Lonrho's stubbornness in negotiations may stem in part from the attacks on the pipeline waged by guerrilla units opposed to Mozambique's government and sympathetic to South Africa's. Two such attacks have occurred on the Mozambique side of the pipeline over the past six months, the most recent one in early May. Due to these security problems, "Lonrho is facing great difficulties in arranging insurance cover for the vital pipeline," reported Zimbabwe's Financial Gazette on May 21.

"Whatever the reasons for the delays in negotiations, the economy is being held ransom," says Sean Grease, a coordinator of the Southern African Development Coordination Conference, an organization of nine Southern African states attempting to promote regional economic integration apart from South Africa (see MM, June, 1980). "Any company has to understand that the costs of delay are very serious in economic and political terms for the government of Zimbabwe."

For Lonrho's part, the dispute with Zimbabwe represents one final hitch in a project which has dragged on for 20 years. In 1962, Tiny Rowland signed an agreement with the then-Rhodesian government to build and own the pipeline. But because of international economic sanctions imposed in 1965 on Ian Smith's white supremacist government of Rhodesia, Lonrho's completion of the pipeline was economically unfeasible.

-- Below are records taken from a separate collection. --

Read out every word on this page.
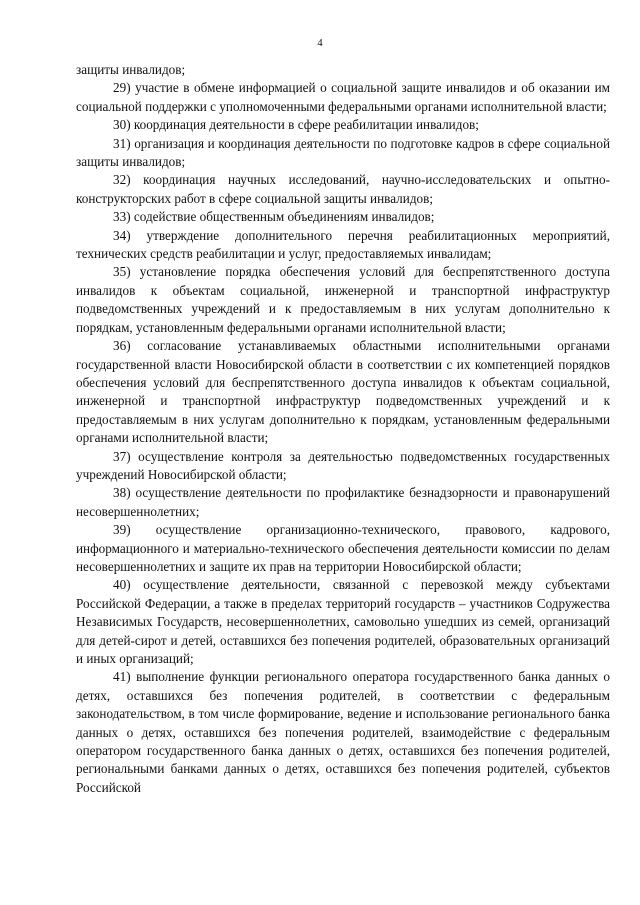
4

защиты инвалидов;

29) участие в обмене информацией о социальной защите инвалидов и об оказании им социальной поддержки с уполномоченными федеральными органами исполнительной власти;

30) координация деятельности в сфере реабилитации инвалидов;

31) организация и координация деятельности по подготовке кадров в сфере социальной защиты инвалидов;

32) координация научных исследований, научно-исследовательских и опытно-конструкторских работ в сфере социальной защиты инвалидов;

33) содействие общественным объединениям инвалидов;

34) утверждение дополнительного перечня реабилитационных мероприятий, технических средств реабилитации и услуг, предоставляемых инвалидам;

35) установление порядка обеспечения условий для беспрепятственного доступа инвалидов к объектам социальной, инженерной и транспортной инфраструктур подведомственных учреждений и к предоставляемым в них услугам дополнительно к порядкам, установленным федеральными органами исполнительной власти;

36) согласование устанавливаемых областными исполнительными органами государственной власти Новосибирской области в соответствии с их компетенцией порядков обеспечения условий для беспрепятственного доступа инвалидов к объектам социальной, инженерной и транспортной инфраструктур подведомственных учреждений и к предоставляемым в них услугам дополнительно к порядкам, установленным федеральными органами исполнительной власти;

37) осуществление контроля за деятельностью подведомственных государственных учреждений Новосибирской области;

38) осуществление деятельности по профилактике безнадзорности и правонарушений несовершеннолетних;

39) осуществление организационно-технического, правового, кадрового, информационного и материально-технического обеспечения деятельности комиссии по делам несовершеннолетних и защите их прав на территории Новосибирской области;

40) осуществление деятельности, связанной с перевозкой между субъектами Российской Федерации, а также в пределах территорий государств – участников Содружества Независимых Государств, несовершеннолетних, самовольно ушедших из семей, организаций для детей-сирот и детей, оставшихся без попечения родителей, образовательных организаций и иных организаций;

41) выполнение функции регионального оператора государственного банка данных о детях, оставшихся без попечения родителей, в соответствии с федеральным законодательством, в том числе формирование, ведение и использование регионального банка данных о детях, оставшихся без попечения родителей, взаимодействие с федеральным оператором государственного банка данных о детях, оставшихся без попечения родителей, региональными банками данных о детях, оставшихся без попечения родителей, субъектов Российской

Only after Mugabe led Zimbabwe to independence in the spring of 1980 did it make sense for Lonrho to finish work on the pipeline, which finally was completed in early January.

Currently, however, Lonrho seems set on extracting as big a concession as possible from Zimbabwe's new government. According to the African Economic Digest, Lonrho "also wants compensation for the 15 years when the pipeline was not in use."